Tumba paleolítica de Sunghir Por José-Manuel Benito Álvarez - Own work, Public Domain, https://commons.wikimedia.org/w/index.php?curid=6957993
Se dice que la aparición de los lugares de culto a los antepasados, las tumbas, nos diferenció de otras especies —con la excepción de los Neandertales, aunque a ellos nos gusta contarlos como nuestros familiares, al menos.

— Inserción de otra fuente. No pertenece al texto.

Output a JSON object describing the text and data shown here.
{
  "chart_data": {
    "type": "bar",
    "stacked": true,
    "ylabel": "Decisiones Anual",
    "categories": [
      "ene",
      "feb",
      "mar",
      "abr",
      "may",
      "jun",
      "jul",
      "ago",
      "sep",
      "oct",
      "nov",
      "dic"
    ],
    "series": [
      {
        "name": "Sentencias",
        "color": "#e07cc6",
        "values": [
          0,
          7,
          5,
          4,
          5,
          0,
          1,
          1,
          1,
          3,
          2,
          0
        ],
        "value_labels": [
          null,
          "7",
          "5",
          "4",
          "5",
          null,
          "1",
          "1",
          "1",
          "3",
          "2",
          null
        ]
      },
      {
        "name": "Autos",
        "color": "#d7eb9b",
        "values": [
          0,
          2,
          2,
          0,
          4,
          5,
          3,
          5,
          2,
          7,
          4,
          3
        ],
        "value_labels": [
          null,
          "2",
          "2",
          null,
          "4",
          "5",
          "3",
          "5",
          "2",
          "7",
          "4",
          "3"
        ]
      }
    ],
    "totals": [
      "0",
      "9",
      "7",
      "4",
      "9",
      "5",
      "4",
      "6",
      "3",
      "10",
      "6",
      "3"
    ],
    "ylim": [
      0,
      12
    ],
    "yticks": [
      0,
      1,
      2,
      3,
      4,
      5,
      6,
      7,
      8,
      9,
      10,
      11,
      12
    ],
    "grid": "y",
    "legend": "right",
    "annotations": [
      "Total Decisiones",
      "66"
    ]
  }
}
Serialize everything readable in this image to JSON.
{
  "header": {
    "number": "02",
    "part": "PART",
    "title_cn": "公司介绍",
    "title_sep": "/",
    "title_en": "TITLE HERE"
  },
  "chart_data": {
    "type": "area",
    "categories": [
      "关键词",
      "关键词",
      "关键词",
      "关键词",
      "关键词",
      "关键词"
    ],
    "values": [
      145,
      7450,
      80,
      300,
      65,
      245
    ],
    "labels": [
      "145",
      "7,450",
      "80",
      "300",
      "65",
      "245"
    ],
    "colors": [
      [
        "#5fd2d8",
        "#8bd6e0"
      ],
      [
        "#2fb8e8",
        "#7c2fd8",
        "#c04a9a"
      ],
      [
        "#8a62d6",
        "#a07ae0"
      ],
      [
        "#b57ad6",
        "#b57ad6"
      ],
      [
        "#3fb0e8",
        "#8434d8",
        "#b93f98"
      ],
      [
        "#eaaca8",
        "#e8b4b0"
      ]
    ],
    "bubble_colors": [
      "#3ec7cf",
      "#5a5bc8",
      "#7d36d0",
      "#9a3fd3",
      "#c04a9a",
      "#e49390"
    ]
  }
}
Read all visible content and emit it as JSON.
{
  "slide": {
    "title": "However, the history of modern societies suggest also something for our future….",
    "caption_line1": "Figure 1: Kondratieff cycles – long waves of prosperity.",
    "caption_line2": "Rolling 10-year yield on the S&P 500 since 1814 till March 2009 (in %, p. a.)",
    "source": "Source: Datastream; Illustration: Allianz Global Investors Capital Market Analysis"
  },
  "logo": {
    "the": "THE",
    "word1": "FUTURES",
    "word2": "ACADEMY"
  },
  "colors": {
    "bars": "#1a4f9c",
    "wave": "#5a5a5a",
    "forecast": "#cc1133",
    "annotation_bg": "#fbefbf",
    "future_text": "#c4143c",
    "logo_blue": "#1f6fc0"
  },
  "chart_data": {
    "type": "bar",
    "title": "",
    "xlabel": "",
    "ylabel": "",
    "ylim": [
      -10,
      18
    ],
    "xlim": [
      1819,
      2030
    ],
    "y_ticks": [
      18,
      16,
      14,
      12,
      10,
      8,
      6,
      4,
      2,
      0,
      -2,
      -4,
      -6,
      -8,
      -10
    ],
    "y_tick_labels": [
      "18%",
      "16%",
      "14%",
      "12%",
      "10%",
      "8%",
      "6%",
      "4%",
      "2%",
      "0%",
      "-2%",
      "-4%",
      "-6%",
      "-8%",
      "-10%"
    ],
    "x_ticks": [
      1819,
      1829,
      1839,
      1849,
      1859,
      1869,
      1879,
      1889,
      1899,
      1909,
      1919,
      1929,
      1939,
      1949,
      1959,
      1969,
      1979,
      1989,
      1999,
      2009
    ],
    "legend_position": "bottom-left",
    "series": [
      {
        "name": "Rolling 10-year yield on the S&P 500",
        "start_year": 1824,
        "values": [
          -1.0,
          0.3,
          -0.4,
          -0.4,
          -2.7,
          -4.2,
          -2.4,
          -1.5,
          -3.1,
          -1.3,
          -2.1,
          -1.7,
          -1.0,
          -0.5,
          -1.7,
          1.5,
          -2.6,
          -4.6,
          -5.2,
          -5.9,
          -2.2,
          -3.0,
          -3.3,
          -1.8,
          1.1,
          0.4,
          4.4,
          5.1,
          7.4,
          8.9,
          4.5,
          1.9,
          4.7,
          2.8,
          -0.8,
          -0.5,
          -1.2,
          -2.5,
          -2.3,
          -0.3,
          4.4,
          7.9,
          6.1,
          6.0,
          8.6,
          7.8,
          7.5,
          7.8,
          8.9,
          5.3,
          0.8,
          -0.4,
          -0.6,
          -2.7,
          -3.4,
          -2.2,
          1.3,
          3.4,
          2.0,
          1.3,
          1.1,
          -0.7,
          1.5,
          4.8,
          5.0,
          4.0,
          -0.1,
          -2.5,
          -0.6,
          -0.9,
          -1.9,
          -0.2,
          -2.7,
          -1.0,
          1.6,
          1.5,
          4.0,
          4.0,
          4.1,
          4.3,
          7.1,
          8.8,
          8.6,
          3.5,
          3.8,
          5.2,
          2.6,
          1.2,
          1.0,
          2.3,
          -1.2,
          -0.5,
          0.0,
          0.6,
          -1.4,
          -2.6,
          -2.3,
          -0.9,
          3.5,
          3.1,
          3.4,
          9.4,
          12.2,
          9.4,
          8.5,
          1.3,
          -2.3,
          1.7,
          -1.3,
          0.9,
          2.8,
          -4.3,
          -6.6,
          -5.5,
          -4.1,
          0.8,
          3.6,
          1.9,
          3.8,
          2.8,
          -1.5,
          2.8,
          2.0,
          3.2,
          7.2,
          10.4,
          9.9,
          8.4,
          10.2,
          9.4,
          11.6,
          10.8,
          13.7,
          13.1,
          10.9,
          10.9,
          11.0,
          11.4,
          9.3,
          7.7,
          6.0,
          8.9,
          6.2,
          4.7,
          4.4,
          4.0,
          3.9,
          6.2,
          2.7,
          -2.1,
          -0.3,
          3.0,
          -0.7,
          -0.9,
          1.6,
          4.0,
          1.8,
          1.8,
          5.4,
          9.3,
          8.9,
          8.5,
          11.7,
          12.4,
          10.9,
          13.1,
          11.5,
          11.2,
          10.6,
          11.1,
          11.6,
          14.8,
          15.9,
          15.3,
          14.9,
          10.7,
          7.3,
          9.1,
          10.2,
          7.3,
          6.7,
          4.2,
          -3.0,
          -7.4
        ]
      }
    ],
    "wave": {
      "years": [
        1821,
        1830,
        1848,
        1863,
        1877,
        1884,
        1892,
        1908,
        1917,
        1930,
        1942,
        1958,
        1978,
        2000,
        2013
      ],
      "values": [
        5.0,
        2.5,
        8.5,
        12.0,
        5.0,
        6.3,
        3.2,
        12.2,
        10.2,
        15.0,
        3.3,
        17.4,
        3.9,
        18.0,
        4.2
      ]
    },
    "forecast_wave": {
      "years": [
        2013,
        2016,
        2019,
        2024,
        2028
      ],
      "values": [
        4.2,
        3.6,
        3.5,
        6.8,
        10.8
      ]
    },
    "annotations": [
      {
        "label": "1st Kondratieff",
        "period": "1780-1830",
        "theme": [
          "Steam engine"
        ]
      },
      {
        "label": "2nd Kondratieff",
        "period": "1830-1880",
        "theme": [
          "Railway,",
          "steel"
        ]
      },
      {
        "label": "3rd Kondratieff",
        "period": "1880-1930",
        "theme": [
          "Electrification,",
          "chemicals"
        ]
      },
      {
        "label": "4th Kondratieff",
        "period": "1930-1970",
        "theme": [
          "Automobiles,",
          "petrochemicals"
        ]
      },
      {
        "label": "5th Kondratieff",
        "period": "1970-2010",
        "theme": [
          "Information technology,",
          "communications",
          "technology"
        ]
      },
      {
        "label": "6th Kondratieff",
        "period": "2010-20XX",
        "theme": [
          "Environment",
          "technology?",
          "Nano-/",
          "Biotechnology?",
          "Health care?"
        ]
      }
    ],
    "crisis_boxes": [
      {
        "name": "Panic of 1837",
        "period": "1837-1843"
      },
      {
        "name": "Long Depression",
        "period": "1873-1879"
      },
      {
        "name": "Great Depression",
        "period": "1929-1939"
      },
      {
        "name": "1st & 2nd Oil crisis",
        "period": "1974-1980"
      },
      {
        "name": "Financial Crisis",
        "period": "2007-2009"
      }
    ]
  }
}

Estamos asistiendo a, me atrevería a decir, la hecatombe cultural más gruesa de la historia de la humanidad. No porque sea más o menos dramática que las muchas guerras que manchan nuestra trayectoria a lo largo del tiempo. O de la barbarie de la que somos capaces los humanos, sino porque nunca antes el mundo entero se había puesto patas arriba de esta manera. Todas las reglas han perdido su validez: los niños asisten a clase desde sus camas, el espacio público está vetado, los amantes no pueden besarse, las normas en lo relativo al contacto físico se han abolido casi simultáneamente en una cantidad de lugares sin precedentes.
Pero quizá el aspecto más doloroso de la situación histórica que vivimos sea que después de más de 100,000 años ya no se puede llevar a cabo el ritual, tan necesario, tan humano, de decirle adiós a los seres queridos. Es como si se nos hubiera transportado a los tiempos previos al Paleolítico.
La estrategia de la inmunidad de rebaño significa, por las características del virus, que las personas son arrastradas en avalancha, y así, imposibilita algo que nos hace humanos: despedir honrosamente a quienes queremos y abrazarnos a quienes podrían apaciguar nuestro pesar.
He oído argumentar que de todas maneras, esas personas van a morir. Es como decir que no importa cómo muere uno, con la cantidad de esfuerzos que ponemos en dignificarnos, en mitigar el dolor de nuestros congéneres, en reconocer el nuestro propio cuando perdemos a alguien.
Si nos rendimos, si nos abandonamos a la atroz negación del llanto global por el dolor de la humanidad, ¿qué nos queda?.